Only dereference result pointer if there is a positive result (performance)
Only test a and b for positiveness once (performance -- not sure if such a test is expensive?)
Note also that the accepted answer (by tvanfosson) is wrong. It fails if a is positive and b is negative (saying that "neither is positive"). (This is the only reason I add a separate answer -- I don't have reputation enough to add comments.)
My idea is based on using min and max. And categorized the result into three cases, where
min <= 0 and max <= 0
min <= 0 and max > 0
min > 0 and max > 0
The best thing is that it's not look too complicated.
Code:
bool lowestPositive(int a, int b, int& result)
{
int min = (a < b) ? a : b;
int max = (a > b) ? a : b;
bool smin = min > 0;
bool smax = max > 0;
if(!smax) return false;
if(smin) result = min;
else result = max;
return true;
}
After my first post was rejected, allow me to suggest that you are prematurely optimizing the problem and you shouldn't worry about having lots of if statements.

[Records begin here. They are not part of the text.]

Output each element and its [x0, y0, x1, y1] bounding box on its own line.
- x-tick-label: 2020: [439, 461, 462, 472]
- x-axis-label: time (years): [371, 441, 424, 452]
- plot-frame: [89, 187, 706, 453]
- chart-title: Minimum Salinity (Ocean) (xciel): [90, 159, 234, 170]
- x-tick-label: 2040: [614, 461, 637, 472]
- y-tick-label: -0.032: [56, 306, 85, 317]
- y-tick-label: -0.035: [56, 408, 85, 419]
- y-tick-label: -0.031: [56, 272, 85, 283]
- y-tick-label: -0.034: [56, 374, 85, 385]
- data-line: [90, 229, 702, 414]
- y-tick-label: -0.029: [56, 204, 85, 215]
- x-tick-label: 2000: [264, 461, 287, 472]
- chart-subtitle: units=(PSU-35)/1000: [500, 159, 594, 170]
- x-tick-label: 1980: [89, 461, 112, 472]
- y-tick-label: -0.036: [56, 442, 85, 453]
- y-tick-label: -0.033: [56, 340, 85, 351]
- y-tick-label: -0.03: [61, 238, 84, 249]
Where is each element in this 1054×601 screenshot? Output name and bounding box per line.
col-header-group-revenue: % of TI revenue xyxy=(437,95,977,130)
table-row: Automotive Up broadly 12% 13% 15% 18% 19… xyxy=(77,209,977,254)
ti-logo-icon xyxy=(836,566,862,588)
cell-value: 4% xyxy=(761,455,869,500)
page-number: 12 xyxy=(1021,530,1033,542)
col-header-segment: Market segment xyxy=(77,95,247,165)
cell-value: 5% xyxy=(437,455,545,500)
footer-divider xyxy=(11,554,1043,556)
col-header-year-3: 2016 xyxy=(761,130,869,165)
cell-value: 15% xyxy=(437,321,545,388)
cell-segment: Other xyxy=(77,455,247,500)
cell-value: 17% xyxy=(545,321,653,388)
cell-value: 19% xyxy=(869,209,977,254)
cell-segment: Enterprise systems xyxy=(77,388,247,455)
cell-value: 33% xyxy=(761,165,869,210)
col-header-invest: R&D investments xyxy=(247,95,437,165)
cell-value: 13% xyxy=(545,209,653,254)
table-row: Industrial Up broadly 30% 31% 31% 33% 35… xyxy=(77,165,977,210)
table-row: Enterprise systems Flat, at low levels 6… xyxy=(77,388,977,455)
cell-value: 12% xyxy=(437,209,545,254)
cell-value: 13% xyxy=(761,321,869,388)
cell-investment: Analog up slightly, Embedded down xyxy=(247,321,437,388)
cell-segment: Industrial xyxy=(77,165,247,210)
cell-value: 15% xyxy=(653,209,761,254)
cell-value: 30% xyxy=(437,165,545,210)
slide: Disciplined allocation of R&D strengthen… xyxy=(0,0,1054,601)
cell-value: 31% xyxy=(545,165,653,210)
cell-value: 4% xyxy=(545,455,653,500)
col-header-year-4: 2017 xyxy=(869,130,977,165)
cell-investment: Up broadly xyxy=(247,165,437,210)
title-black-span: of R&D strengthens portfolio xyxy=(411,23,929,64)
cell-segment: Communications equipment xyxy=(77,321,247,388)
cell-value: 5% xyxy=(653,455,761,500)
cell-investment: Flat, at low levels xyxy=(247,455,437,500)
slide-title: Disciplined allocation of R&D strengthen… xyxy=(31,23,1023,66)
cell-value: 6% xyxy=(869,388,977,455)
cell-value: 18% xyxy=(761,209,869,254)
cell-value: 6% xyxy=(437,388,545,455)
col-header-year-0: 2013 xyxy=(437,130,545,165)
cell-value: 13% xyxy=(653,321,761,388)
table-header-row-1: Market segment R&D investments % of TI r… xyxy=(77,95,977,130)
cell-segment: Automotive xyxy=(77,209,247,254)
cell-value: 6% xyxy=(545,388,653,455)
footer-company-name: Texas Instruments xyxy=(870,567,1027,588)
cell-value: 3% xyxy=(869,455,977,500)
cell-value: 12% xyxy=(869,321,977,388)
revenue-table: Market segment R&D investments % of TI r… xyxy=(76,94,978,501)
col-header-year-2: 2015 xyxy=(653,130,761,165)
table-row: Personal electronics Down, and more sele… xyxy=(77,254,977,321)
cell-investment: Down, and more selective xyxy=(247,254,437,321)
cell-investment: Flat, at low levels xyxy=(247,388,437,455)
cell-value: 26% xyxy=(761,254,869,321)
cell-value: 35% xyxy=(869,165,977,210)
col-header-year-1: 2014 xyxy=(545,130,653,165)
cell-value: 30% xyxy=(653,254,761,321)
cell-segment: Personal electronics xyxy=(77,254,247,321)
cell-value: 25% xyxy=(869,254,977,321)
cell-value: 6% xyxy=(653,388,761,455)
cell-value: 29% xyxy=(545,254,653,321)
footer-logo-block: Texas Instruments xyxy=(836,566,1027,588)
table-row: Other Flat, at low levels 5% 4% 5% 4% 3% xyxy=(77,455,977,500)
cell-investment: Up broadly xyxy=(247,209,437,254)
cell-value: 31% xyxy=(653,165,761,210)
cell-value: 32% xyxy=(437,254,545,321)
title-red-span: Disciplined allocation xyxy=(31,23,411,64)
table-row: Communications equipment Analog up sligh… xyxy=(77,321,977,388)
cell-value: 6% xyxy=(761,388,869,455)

The code you're writing naturally requires multiple 'if' statements, and whether they are expressed with the ternary if operator (A ? B : C) or classic if blocks, the execution time is the same, the compiler is going to optimize almost all of the code posted into very nearly the same logic.
Concern yourself with the readability and reliability of your code rather than trying to outwit your future self or anyone else who reads the code. Every solution posted is O(1) from what I can tell, that is, every single solution will contribute insignificantly to the performance of your code.
I would like to suggest that this post be tagged "premature optimization," the poster is not looking for elegant code.